In der vergangenen Woche kündigten mehrere Unternehmen den massiven Abbau von Stellen an. Die Beschäftigten sollen die Kosten der Coronakrise tragen, damit die Dividenden der Aktienbesitzer gesichert bleiben. Die Krise wird zudem benutzt, um schon zuvor beschlossene Umstrukturierungsmaßnahmen zu beschleunigen.
So war die Ankündigung des größten deutschen Kaufhauskonzerns, der fusionierten Galeria Kaufhof Karstadt, fast die Hälfte seiner Filialen zu schließen, absehbar, wenn auch nicht in diesem Ausmaß.
Der Konzern befindet sich bereits in einem Schutzschirmverfahren. In dieser Vorstufe zum Insolvenzverfahren führt die Chefetage weiterhin die Geschäfte, während die Ankündigung von Schließungen und Massenentlassungen den beigestellten Insolvenzverwaltern übertragen wird.
Wie die Wirtschaftswoche und die Nachrichtenagentur Reuters am Freitag berichteten, planen der vom Gericht bestellte Sachwalter Frank Kebekus und der Generalbevollmächtigte Arndt Geiwitz, der schon den Schlecker-Konzern abgewickelt hatte, bis zu 80 der über 170 Kaufhäuser zu schließen. In den verbliebenen Häusern sollen zusätzlich bis zu zehn Prozent der Stellen abgebaut werden.

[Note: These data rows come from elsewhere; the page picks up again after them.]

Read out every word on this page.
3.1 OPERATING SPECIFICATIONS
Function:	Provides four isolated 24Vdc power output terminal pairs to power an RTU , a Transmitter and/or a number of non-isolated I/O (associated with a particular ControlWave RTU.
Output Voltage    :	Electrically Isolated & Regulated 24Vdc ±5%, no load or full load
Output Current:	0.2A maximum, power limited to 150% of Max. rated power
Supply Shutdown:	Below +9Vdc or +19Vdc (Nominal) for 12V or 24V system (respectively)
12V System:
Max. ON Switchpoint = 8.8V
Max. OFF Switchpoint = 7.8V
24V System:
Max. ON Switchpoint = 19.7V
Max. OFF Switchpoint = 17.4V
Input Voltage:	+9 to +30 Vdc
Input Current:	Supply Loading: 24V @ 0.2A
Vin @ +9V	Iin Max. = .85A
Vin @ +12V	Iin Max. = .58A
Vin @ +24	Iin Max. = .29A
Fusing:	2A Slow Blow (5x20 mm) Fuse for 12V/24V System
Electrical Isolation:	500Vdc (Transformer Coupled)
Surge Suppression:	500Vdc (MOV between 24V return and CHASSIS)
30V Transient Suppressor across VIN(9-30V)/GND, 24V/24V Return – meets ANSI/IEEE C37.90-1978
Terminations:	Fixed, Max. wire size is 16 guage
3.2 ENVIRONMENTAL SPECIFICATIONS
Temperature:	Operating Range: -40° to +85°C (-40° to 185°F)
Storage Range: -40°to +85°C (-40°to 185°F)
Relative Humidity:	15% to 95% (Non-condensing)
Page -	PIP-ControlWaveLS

Am Samstag berichtete der Kölner Stadt-Anzeiger, gestützt auf einen Insider aus dem Unternehmenskreis, dass auch rund 20 der 30 Filialen von Karstadt-Sport vor dem schnellen Aus stünden. Das beträfe rund 1000 Angestellte. Noch härter soll es die neu gegründete Tochter Atrys treffen, die die Reisebüros von Galeria betreibt. Laut der Zeitung sollen 100 der 130 Reisebüros schließen.
Außerdem soll in der Essener Zentrale von Galeria, in der aktuell 1600 Menschen arbeiten, eine dreistellige Zahl an Arbeitsplätzen wegfallen. Die Zentrale von Karstadt-Sport mit 60 Mitarbeitern, ebenfalls in Essen, soll ersatzlos gestrichen werden.
Auch Zulieferer der Warenhauskette sind inzwischen betroffen. Der Handtaschenhersteller Picard mit weltweit 2000 Beschäftigten hat letzte Woche den Abbau von Arbeitsplätzen angekündigt. 30 Prozent seiner Taschen vertreibt der Familienkonzern über die Kaufhauskette. Picard hat Anfang der Woche beim Amtsgericht Offenbach ein Schutzschirmverfahren beantragt.
Die Geschäftsleitung von Galeria Kaufhof Karstadt hatte die Beschäftigten in einem Brief schon zuvor auf die Entlassungen vorbereitet. „Galeria Karstadt Kaufhof hat während der Zeit der Komplettschließung mehr als eine halbe Milliarde Euro verloren.“ Die Umsätze der letzten acht Wochen, darunter das wichtige Ostergeschäft, fehlten, der Rückstand sei nicht aufzuholen. „Insgesamt dürfte sich der Umsatzverlust auf bis zu einer Milliarde Euro erhöhen“, erklärte die Geschäftsleitung.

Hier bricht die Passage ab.